Stuttgart - Besser als erwartet! Wie schon Daimler kann auch Bosch das Jahr des Corona-Einbruchs in diesen drei Worten bilanzieren. 1,9 Milliarden Euro Gewinn kommen trotz aller Widrigkeiten zusammen. Das ist weniger als im Vorjahr, aber nach Frühjahrsmonaten mit Umsatzeinbrüchen von 40 Prozent ein Grund für die Geschäftsführung, kurz aufzuatmen. Auch Bosch profitiert wesentlich von Chinas Kaufkraft: Zum ersten Mal wurde in China mehr umgesetzt als im Heimatmarkt Deutschland. Aber in den Zahlen finden sich noch weitere Meilensteine.
Noch nie war der Free Cash Flow, die Größe für die Finanzkraft, so hoch wie 2020: fünf Milliarden Euro. Die Opfer der Mitarbeiter, die Kurzarbeit, Arbeitszeitverkürzungen und Stellenabbau erdulden mussten, schlagen sich darin nieder. Ein Kahlschlag aber wurde vermieden. Die Mitarbeiterzahl sank weltweit nur um rund ein Prozent. Eisern gespart wurde zudem an anderer Stelle: Investitionen außerhalb der wichtigsten Wachstumsfelder wurden rigoros gestrichen.
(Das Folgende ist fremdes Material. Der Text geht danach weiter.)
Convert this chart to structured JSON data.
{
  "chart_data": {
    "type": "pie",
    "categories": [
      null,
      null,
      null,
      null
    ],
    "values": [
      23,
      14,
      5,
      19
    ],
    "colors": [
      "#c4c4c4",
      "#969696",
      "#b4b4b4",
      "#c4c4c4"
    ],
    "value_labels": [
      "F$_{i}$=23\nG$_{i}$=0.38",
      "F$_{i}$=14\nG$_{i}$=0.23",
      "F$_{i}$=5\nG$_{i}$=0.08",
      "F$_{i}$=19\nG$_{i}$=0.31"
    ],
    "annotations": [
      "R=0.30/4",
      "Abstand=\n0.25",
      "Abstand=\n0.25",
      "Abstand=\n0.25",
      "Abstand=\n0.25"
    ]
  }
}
Corona bringt Wachstum bei Hausgeräten und Werkzeugen
Neben der Corona-Sonderkonjunktur im Hausgeräte- und Heimwerkerbereich fällt der Erfolg im Zukunftsmarkt Fahrzeugelektronik auf: Allein im zweiten Halbjahr wurden für 2,5 Milliarden Euro Autocomputer geordert, in denen Funktionen zusammengefasst werden, die bisher auf viele Steuergeräte verteilt waren. Das ebnet den Weg zu permanenten Verbesserungen per Update, auf dem viele Hersteller dem Beispiel Teslas folgen.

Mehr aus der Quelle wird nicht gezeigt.